La madre sacó pequeños restos de hojas
secas que llevaba en el interior de una tela. Las machacó entre dos piedras.
Cogió el polvo, y lo batió en el agua, que echó en un pequeño vaso. Después
dijo unas palabras en voz baja, susurrándolas en los oídos de su hijo. Levantó
la cabeza del niño con la ayuda de su mano y lo obligó a beber aquel líquido de
sabor agridulce. El niño tragó un poco y
el resto se derramó sobre su cara. Ella lo limpió, mientras el padre y su amigo
estaban sentados sujetando los pies y las manos. En ese instante su cuerpo
sufría una constante turbulencia.
Después de un silencio total, se cerraron
sus ojos, se detuvieron los latidos de su corazón. El aire ya no entraba por su
nariz. La madre cayó desmayada en los brazos de su esposo. Aquel hombre que los
acompañaba, se dirigió hacia el este con sus manos pegadas y abiertas, próximas
a su boca. Iba diciendo palabras en medio del frío, mientras las palmeras iban
quedando a su espalda.
La madre seguía tendida en el suelo. Los
ojos del padre permanecían estáticos mirando la cara de su hijo y a la vez
sujetaba su brazo izquierdo que estaba caído sobre la manta. Intentaba
localizar con sus dedos, una última señal de vida que le devolviera algo de
esperanza. Empezó a soplar un aire frío y seco, las copas de los árboles se
movían. Dos bidones estaban unidos a los troncos formando una línea que servía
de cobijo en aquella tormentosa y fría noche.

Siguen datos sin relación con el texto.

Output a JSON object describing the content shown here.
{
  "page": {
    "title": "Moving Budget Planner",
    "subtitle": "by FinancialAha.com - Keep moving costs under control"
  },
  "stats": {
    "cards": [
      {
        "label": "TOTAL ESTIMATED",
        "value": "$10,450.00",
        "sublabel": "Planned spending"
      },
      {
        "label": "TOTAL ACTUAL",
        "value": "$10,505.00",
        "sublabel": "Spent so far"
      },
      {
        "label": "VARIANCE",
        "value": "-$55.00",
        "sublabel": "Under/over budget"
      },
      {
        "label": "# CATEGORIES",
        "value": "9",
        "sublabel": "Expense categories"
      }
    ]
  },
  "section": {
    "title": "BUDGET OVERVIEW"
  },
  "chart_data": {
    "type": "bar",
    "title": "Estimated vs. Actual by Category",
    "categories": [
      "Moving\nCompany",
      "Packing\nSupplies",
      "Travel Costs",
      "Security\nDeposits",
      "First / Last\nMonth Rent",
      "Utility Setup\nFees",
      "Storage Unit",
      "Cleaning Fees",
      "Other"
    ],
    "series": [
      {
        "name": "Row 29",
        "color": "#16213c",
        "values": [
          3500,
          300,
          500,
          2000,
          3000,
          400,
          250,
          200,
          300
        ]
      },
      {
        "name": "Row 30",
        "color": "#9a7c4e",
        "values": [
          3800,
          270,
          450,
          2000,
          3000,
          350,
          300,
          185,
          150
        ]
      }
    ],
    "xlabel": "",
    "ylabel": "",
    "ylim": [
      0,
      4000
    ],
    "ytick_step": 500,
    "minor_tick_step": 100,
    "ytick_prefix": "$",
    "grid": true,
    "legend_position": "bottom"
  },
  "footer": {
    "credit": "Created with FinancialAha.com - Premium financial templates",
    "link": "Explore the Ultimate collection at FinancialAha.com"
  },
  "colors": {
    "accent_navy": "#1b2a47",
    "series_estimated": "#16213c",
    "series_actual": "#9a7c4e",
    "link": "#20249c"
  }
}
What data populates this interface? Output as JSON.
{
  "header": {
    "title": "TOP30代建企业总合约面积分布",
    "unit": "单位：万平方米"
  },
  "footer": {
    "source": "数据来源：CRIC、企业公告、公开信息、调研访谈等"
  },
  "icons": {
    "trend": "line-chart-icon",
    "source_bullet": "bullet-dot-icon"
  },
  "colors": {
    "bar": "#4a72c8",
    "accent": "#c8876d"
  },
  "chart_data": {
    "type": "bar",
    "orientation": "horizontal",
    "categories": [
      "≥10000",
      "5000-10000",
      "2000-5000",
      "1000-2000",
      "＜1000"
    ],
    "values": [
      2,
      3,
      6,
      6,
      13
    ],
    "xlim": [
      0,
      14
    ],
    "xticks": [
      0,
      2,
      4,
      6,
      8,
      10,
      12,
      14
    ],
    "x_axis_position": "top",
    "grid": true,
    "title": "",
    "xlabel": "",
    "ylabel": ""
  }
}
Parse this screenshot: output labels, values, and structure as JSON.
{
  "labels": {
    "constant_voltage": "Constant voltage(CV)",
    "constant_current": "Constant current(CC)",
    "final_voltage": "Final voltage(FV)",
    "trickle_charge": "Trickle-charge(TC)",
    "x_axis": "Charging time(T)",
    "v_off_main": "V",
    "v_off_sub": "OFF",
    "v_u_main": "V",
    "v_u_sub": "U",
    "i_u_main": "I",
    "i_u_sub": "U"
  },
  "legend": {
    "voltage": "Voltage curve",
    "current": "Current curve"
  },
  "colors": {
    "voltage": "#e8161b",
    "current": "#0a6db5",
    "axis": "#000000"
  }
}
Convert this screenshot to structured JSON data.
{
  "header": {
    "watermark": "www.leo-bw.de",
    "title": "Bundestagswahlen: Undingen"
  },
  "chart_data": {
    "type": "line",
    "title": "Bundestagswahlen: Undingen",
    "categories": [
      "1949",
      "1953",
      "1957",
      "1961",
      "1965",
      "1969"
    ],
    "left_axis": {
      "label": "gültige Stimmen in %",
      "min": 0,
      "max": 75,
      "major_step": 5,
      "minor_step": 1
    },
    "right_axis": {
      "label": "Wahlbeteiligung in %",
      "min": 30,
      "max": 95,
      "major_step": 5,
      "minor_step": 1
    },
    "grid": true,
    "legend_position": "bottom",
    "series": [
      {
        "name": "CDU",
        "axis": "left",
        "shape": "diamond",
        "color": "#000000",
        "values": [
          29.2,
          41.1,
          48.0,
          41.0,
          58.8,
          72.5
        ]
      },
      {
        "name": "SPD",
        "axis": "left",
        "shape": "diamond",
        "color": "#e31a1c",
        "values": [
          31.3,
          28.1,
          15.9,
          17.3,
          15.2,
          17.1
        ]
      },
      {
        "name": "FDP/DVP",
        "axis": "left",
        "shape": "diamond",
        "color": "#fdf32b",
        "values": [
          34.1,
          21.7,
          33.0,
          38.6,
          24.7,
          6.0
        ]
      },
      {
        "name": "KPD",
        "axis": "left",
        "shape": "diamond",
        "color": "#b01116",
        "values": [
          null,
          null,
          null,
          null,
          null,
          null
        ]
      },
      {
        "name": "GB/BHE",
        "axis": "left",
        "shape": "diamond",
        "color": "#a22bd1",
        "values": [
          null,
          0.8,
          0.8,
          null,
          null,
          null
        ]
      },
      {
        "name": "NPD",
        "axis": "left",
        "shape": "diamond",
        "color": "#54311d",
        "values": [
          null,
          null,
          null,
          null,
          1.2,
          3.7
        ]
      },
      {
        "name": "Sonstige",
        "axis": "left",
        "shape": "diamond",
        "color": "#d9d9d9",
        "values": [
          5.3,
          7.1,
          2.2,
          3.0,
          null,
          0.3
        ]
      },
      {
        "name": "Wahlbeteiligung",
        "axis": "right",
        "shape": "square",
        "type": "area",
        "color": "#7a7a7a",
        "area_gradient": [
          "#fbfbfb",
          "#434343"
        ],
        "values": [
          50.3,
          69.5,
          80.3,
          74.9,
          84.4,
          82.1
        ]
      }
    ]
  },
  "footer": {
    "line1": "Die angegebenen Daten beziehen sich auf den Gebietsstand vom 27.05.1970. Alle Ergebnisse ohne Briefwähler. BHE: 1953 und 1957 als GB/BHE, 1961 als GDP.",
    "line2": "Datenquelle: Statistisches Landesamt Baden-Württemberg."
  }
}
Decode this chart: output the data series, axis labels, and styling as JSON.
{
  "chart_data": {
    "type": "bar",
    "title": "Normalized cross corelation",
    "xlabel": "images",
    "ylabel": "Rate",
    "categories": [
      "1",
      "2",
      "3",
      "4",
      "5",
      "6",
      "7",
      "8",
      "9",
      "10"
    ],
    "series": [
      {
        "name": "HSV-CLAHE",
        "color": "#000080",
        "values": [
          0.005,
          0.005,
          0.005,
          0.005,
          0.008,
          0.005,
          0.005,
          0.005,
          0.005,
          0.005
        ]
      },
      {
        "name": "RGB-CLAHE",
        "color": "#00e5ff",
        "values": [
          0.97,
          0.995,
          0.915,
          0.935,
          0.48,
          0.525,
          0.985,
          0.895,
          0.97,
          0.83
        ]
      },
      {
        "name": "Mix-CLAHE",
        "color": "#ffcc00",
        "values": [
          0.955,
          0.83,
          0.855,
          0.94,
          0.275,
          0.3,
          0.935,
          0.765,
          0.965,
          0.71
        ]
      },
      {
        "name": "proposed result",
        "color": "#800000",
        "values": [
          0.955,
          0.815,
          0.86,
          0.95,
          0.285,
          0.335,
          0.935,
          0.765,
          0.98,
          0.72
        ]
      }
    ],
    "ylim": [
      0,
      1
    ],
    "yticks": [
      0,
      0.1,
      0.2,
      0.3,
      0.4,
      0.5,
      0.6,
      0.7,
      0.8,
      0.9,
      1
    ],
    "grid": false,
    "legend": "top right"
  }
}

Entonces levantó el cuerpo de su hijo con
sus manos y sus brazos, mientras escuchaba el llanto de su mujer. Pensó en la
tumba de su padre, larga y estrecha. Ahora tenía que enterrar al niño que le
enseñó a caminar cerca del océano, cuando observaba el agua penetrar en sus
huellas. Las lágrimas iban cayendo de sus ojos y luego recorrían sus labios.